Given that Iran is widely seen, through inaction and deception, as having spread the virus in the region, some of the regime’s acts have been to try to burnish the virus-fighting credentials of its key forces, such as the IRGC, the Iraqi militias it controls, and Hizbullah. This has led to a burst of propaganda media production featuring these death squads performing health-related activities. Iran has also created and aggressively disseminated disinformation campaigns blaming the U.S. and Israel for the pandemic.
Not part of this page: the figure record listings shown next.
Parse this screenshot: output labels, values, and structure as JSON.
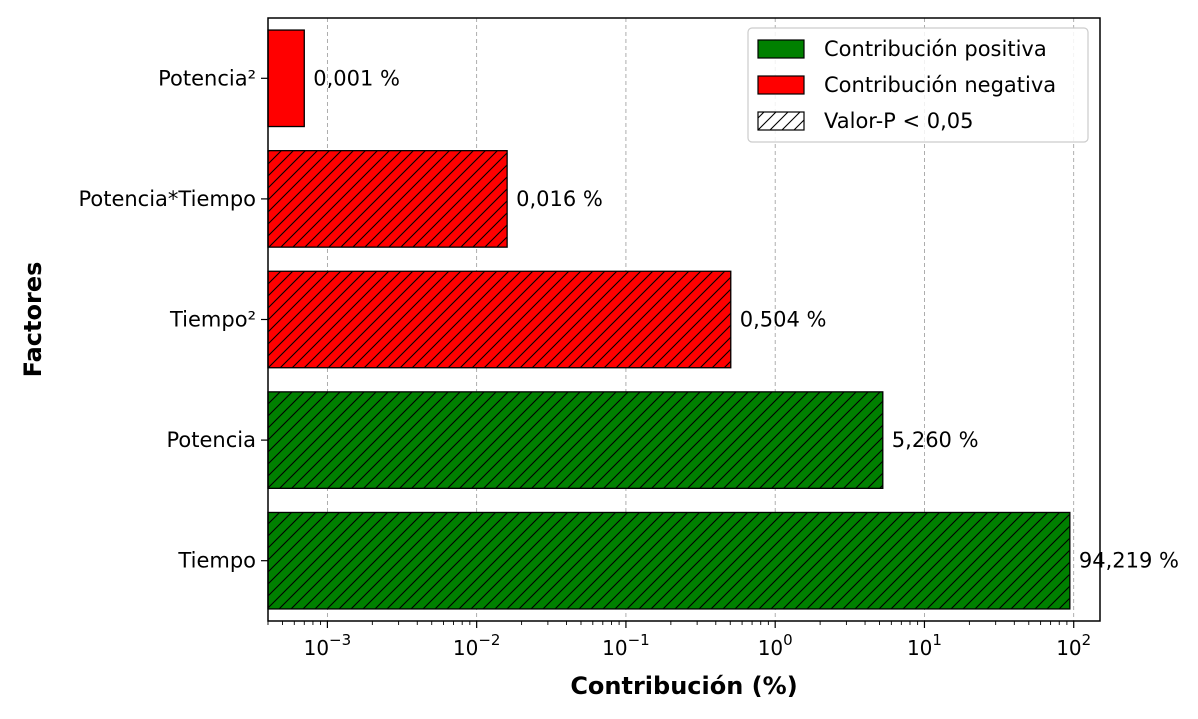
{
  "chart_data": {
    "type": "bar",
    "orientation": "horizontal",
    "x_scale": "log",
    "xlim": [
      0.0004,
      150
    ],
    "xlabel": "Contribución (%)",
    "ylabel": "Factores",
    "x_ticks": [
      0.001,
      0.01,
      0.1,
      1,
      10,
      100
    ],
    "x_tick_labels": [
      {
        "base": "10",
        "exp": "−3"
      },
      {
        "base": "10",
        "exp": "−2"
      },
      {
        "base": "10",
        "exp": "−1"
      },
      {
        "base": "10",
        "exp": "0"
      },
      {
        "base": "10",
        "exp": "1"
      },
      {
        "base": "10",
        "exp": "2"
      }
    ],
    "grid": "vertical dashed",
    "legend_position": "top-right",
    "categories": [
      "Tiempo",
      "Potencia",
      "Tiempo²",
      "Potencia*Tiempo",
      "Potencia²"
    ],
    "values": [
      94.219,
      5.26,
      0.504,
      0.016,
      0.0007
    ],
    "labels": [
      "94,219 %",
      "5,260 %",
      "0,504 %",
      "0,016 %",
      "0,001 %"
    ],
    "effect": [
      "positive",
      "positive",
      "negative",
      "negative",
      "negative"
    ],
    "significant": [
      true,
      true,
      true,
      true,
      false
    ],
    "colors": {
      "positive": "#008000",
      "negative": "#ff0000",
      "edge": "#000000"
    },
    "legend": [
      {
        "key": "positive",
        "label": "Contribución positiva"
      },
      {
        "key": "negative",
        "label": "Contribución negativa"
      },
      {
        "key": "hatch",
        "label": "Valor-P < 0,05"
      }
    ]
  }
}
But while some of Iran’s actions in the past months have focused on politics and propaganda, other activities have been more deadly. In Iraq, the liquidation of terror masters Qassem Soleimani and Abu Mahdi Al-Muhandis by an American drone strike initially sparked competition between rival pro-Iranian militias over who would be more anti-American and could do more to force U.S. forces out of the country. Several rocket strikes against Coalition Forces located on Iraqi bases culminated in a March 11 strike on Taji base which killed three service members, two Americans and one British. The Americans retaliated the following day inside Iraq, while another strike seemed to hit Iraqi militias based in Syria. Since then, the tempo of Iranian-controlled militia provocations has measurably decreased.
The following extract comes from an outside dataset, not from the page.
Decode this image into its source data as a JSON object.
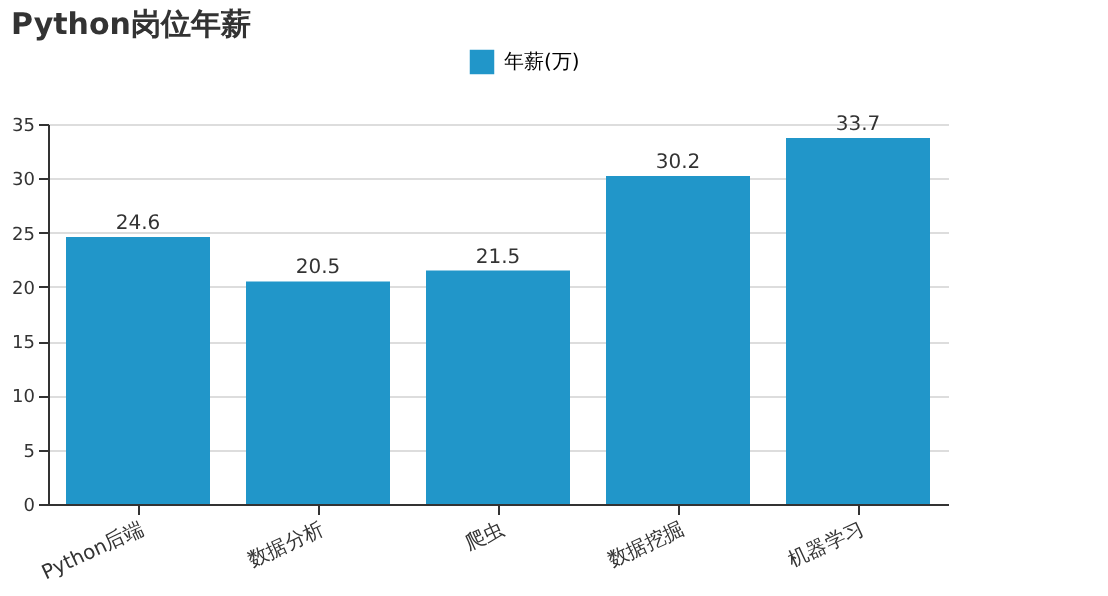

Meanwhile in Syria, Iran, working with Russia and the Assad regime, pressed a brutal offensive in Idlib that began in December 2019 and peaked in February 2020. A million Syrians, many of them women and children, were displaced by the offensive, which showed no sign of slowing down. The elimination of the Idlib pocket, with both its Syrian rebel and terrorist forces and its more than two million civilians, many displaced by regime offensives elsewhere in Syria, seemed at hand. Hundreds of Iranian-controlled fighters from Afghanistan, Pakistan, and Lebanon participated in the offensive, portrayed by key regime advisor Ali Akbar Velayati as part of a final push to finish with anti-Assad forces everywhere, whether rebels in Idlib or Americans and their allies in Northeast Syria.

On February 27 – the same day that media reported that Iranian Vice President Masoumeh Ebtekar was stricken with COVID19 – Russian/Assad forces killed more than 30 Turkish soldiers in an airstrike. The Turkish response was massive and militarily effective, with significant casualties among Assad forces, including many killed among the Iranian-controlled Fatemiyoun and Zeinabiyoun militias. Hizbullah fighters and even Iranians were also among the dead. Had it not been for the lethal effectiveness of the Turkish response in March 2020, there is little doubt that the Idlib offensive would have continued just as Iran was being battered by the coronavirus.

Iran’s military and terrorist actions in Iraq and Idlib in early 2020 were aimed at shoring up its presence and proxies in both countries (and driving enemies, including the Americans, out). In Lebanon, as the coronavirus raged throughout the region, Iran and Hizbullah focused on the war that was to come by upgrading Hizbullah’s offensive arsenal through upgraded precision-guided munitions (PGMs). This single-minded focus on upgrading Iran’s offensive capacity against Israel in order to overwhelm IDF air defense could well see the region descend into a dangerous “Missiles of Coronavirus” crisis at any time.

Upgrading Hizbullah missile technology is happening at exactly the same time that Lebanon – because of its dire economic crisis – and Iran – because of the coronavirus – are demanding economic assistance from the West. What an irony that, as Lebanon collapses into poverty and economic depression and Iran continues to battle waves of the pandemic, there is time and money enough to plant the seeds of future death and destruction. The strategy seems to be that Hizbullah and the IRGC, parasites feeding on their nation-state hosts, intend to pursue the regime’s hegemonistic agenda while continuing to wage and plan for war no matter the health crisis raging around them.